Chubb eclipsed the rookie rushing record set by Trent Richardson during the 2012 season and needed 84 less attempts to do so.

Chubb finished the 2018 season, one in which he was seldom used in the first seven games, with 996 yards and eight touchdowns on 192 carries. Chubb had 11 20-yard runs, four 40-yard bursts and 47 first-down conversions.

Chubb rushed for 788 of his 996 yards and five of his eight touchdowns on 140 carries with new head coach Freddie Kitchens calling the plays.

“Balance is multiple skill players touching the football,” Monken said. “To me, it is not always just run-pass (balance). It is, ‘Do you have enough skill players where they can touch the football?’ Last year at Tampa, we almost had six guys -- if O.J. (Howard) doesn’t get hurt -- with 700-plus yards from the line of scrimmage.

“That, to me, is balance. You have a number of guys who can hurt you from a matchup standpoint.
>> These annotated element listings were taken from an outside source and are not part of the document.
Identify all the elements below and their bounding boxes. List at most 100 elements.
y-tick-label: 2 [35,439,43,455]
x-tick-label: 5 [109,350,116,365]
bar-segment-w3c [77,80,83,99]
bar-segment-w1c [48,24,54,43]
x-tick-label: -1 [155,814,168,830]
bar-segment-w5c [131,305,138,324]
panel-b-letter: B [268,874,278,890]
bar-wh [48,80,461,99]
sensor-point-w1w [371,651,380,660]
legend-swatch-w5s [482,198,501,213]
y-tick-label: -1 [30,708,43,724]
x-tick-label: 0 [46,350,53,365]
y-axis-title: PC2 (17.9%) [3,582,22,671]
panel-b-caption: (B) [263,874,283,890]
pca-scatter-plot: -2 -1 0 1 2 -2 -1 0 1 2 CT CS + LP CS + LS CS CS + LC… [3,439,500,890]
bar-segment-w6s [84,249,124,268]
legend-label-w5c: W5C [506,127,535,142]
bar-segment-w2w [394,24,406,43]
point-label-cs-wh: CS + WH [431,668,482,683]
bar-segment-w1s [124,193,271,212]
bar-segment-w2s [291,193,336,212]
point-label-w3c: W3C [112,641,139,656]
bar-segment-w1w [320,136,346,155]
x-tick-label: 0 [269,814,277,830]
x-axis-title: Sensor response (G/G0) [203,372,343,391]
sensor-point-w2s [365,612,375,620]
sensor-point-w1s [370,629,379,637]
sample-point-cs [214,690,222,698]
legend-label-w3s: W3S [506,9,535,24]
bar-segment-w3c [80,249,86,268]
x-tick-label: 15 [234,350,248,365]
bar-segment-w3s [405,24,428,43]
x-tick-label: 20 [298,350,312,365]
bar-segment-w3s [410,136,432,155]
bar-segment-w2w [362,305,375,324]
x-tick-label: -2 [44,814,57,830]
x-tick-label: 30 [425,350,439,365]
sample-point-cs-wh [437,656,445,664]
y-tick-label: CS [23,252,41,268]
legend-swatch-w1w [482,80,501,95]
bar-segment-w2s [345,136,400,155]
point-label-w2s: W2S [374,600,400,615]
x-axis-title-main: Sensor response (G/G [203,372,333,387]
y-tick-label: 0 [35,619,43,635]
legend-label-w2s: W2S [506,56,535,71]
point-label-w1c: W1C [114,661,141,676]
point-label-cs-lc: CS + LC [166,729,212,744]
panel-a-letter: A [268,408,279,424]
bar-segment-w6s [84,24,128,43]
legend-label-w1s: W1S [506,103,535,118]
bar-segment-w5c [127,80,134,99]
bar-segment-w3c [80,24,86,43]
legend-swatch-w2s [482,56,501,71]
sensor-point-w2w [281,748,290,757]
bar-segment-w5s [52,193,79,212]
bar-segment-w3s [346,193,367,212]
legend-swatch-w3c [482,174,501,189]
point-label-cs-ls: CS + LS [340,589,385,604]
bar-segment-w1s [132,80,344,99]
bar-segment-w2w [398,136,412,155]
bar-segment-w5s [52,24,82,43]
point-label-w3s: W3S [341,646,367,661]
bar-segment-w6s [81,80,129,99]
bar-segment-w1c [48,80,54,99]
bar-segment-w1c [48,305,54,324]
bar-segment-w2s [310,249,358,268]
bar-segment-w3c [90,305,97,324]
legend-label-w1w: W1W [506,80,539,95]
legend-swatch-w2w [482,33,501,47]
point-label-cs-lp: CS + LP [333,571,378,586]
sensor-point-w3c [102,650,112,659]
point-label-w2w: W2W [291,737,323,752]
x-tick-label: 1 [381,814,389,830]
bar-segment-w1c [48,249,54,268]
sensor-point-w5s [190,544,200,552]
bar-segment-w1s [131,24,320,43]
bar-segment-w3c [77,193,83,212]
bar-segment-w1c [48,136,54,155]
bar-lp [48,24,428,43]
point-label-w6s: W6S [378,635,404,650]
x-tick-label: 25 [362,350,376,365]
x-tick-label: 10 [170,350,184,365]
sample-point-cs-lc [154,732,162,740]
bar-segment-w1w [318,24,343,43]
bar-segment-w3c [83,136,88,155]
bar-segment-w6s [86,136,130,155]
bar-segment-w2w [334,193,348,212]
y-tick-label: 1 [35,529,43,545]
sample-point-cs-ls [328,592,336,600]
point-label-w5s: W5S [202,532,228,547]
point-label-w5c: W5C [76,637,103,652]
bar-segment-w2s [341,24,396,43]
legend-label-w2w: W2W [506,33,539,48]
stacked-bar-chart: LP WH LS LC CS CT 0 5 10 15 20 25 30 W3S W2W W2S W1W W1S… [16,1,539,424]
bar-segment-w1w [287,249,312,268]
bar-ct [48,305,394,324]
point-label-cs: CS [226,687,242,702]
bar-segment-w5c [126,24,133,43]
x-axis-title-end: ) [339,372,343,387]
Is running the football important? Sure because in order to win, you have to be explosive and not turn the ball over. How do you become explosive? Space players and throwing it over their heads or throwing in intermediate pockets, and running the football adds to that.”

Cleveland Browns  RB Nick Chubb
Cleveland Browns running back Nick Chubb rushes the ball in the fourth quarter against the Atlanta Falcons at FirstEnergy Stadium in Cleveland, Ohio on November 11, 2018.
Gregory Shamus

Whether Monken decides to pass with Mayfield or run with Chubb, he understands the most important thing is bringing along the younger players and helping them find ways to build on their accomplishments from the 2018 season.

“This is a developmental league,” Monken said. “You are only going to get so many draft picks. You are only going to get so many free agents. You have to develop your younger players. It is maximizing players’ measurable skillsets. That is what you are paid to do is get the players to play at a high level.”